Zmęczenie i wypalenie, wieczne poczucie bycia spóźnionym. Do tego przebodźcowanie: za głośno, za szybko, za dużo. Presja czasu i zawiedzionych własnych oczekiwań. Że waga znowu pokazuje za dużo, że haluks wyskoczył nie wiadomo jak i kiedy, że ciało żyje swoim życiem – zwłaszcza brzuch i pupa – i nie chce się wpasować w wymarzone ramki. Wszędobylstwo agresji w codziennym życiu oraz natarczywość obrazów niezawinionej śmierci i cierpienia gdziekolwiek spojrzeć. Czy tak musimy żyć? Świat stanął na głowie, a my nie tylko tracimy grunt pod nogami, ale przede wszystkim tracimy kontakt z samym sobą. Jeśli powstaje w głowie taka myśl, niechybny to znak, że czas udać się na terapię. Zanim to jednak zrobimy, warto sięgnąć po książkę Bogdana de Barbaro Po co światu psychoterapia.

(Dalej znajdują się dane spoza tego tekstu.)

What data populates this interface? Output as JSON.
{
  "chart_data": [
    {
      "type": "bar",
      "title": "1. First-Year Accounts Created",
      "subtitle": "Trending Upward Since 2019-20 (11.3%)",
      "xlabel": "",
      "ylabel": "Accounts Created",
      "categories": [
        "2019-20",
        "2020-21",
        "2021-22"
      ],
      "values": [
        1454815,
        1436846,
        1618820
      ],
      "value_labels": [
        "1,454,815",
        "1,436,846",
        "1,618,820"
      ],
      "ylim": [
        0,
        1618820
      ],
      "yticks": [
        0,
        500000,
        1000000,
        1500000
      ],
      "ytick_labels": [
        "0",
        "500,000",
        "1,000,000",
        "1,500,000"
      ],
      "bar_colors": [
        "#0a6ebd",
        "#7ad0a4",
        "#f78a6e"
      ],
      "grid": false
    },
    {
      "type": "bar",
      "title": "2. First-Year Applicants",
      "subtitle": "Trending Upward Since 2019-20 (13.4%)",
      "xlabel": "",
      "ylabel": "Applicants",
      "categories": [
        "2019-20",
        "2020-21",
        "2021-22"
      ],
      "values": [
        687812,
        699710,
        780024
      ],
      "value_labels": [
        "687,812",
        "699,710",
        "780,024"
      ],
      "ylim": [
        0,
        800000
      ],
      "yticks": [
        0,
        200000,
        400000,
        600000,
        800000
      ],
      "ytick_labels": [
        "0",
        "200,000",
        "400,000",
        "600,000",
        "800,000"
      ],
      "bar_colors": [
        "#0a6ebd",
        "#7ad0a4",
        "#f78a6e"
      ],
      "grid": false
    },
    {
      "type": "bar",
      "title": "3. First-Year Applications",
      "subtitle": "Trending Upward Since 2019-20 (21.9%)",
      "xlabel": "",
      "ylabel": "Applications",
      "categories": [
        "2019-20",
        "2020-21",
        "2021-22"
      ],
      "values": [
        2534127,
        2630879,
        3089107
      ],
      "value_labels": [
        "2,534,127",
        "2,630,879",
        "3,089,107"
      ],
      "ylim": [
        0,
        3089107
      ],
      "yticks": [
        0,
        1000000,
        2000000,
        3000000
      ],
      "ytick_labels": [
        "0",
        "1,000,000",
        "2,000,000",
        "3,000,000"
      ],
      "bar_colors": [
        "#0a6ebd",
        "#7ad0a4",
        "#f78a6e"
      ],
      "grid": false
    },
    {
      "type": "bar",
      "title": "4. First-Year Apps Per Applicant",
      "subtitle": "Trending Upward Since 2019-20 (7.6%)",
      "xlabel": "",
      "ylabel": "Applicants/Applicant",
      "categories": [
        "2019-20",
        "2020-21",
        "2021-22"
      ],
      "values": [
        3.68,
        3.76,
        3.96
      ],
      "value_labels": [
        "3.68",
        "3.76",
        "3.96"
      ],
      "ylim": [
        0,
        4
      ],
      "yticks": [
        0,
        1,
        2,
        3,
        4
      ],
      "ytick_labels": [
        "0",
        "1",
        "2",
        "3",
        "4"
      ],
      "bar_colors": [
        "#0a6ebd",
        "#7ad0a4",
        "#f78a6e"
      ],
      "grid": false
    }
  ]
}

Tabletki „na szczęście” się skończyły
Wydaje się, że niemal każdy chodzi już na terapię albo właśnie ją skończył. Wśród znajomych wymieniamy się numerami telefonów do sprawdzonych psychoterapeutów i skreślamy tych, którzy nam nie podpasowali. Jeszcze ciekawiej wygląda to wśród młodzieży. W jednej z trzydziestoosobowych klas licealnych, w której uczę, dziesięć osób chodzi na terapię, a kolejne dziesięć się nad tym zastanawia. Jeśli potraktujemy zespół klasowy jako przekrój społeczeństwa, to jedna trzecia z nas przebywa w gabinecie psychoterapeuty. Cotygodniowe spotkania terapeutyczne stały się już żelaznym punktem harmonogramu dnia, podobnie jak zajęcia na basenie, trening na siłowni czy wyjście do kina. Psychoterapeuci powinni zacierać ręce z uciechy, ponieważ klientów od czasów pandemii koronawirusa tylko przybywa, a kolejne wydarzenia – tak w Polsce, jak i na świecie – nie wskazują, aby ten trend miał się szybko skończyć. Bogdan de Barbaro w swojej książce mówi jednak: Mnie to wcale nie cieszy.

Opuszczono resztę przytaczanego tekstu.